When you press Ctl/Cmd-Shift-Enter, R finds 10.50, realizes it is a number, and stores that number somewhere in memory. It does the same thing for 9.25, and then it runs the addition operation on these two numbers in memory, which gives the number 19.75.

Finally, R sends the resulting number (19.75) back to the notebook for display. The notebook detects that R sent back a value, and shows it to us.

This is exactly what a calculator would do.

4.4 Comments

Unlike a calculator, we can also put notes next to our calculations, to remind us what they are for. One way of doing this is to use a “comment”. You have already seen comments in the previous chapter.

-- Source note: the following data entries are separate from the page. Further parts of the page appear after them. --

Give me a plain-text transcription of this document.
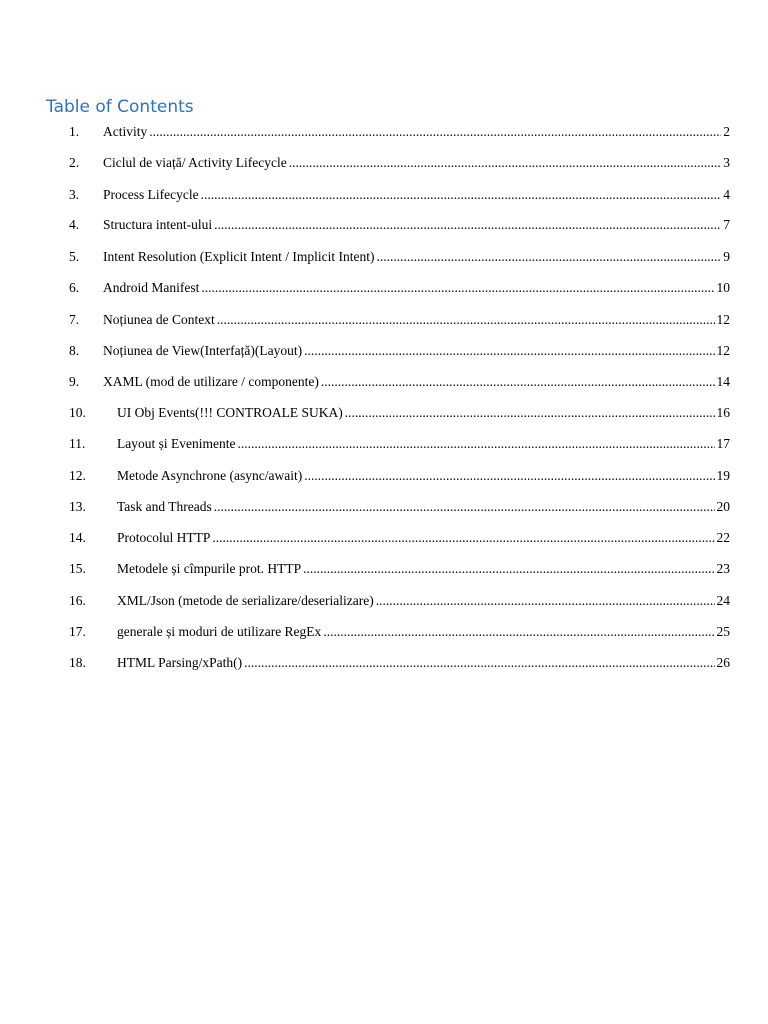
Table of Contents
1. Activity .....	2
2. Ciclul de viață/ Activity Lifecycle .....	3
3. Process Lifecycle .....	4
4. Structura intent-ului .....	7
5. Intent Resolution (Explicit Intent / Implicit Intent) .....	9
6. Android Manifest .....	10
7. Noțiunea de Context .....	12
8. Noțiunea de View(Interfață)(Layout) .....	12
9. XAML (mod de utilizare / componente) .....	14
10. UI Obj Events(!!! CONTROALE SUKA) .....	16
11. Layout și Evenimente .....	17
12. Metode Asynchrone (async/await) .....	19
13. Task and Threads .....	20
14. Protocolul HTTP .....	22
15. Metodele și cîmpurile prot. HTTP .....	23
16. XML/Json (metode de serializare/deserializare) .....	24
17. generale și moduri de utilizare RegEx .....	25
18. HTML Parsing/xPath() .....	26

A comment is some text that the computer will ignore. In R, you can make a comment by starting a line with the # (hash) character. For example, the next cell is a code cell, but when you run it, it does not show any result. That is because the computer sees the # at the beginning of the line, and then ignores the rest.

# This bit of text is for us to read, and the computer to ignore.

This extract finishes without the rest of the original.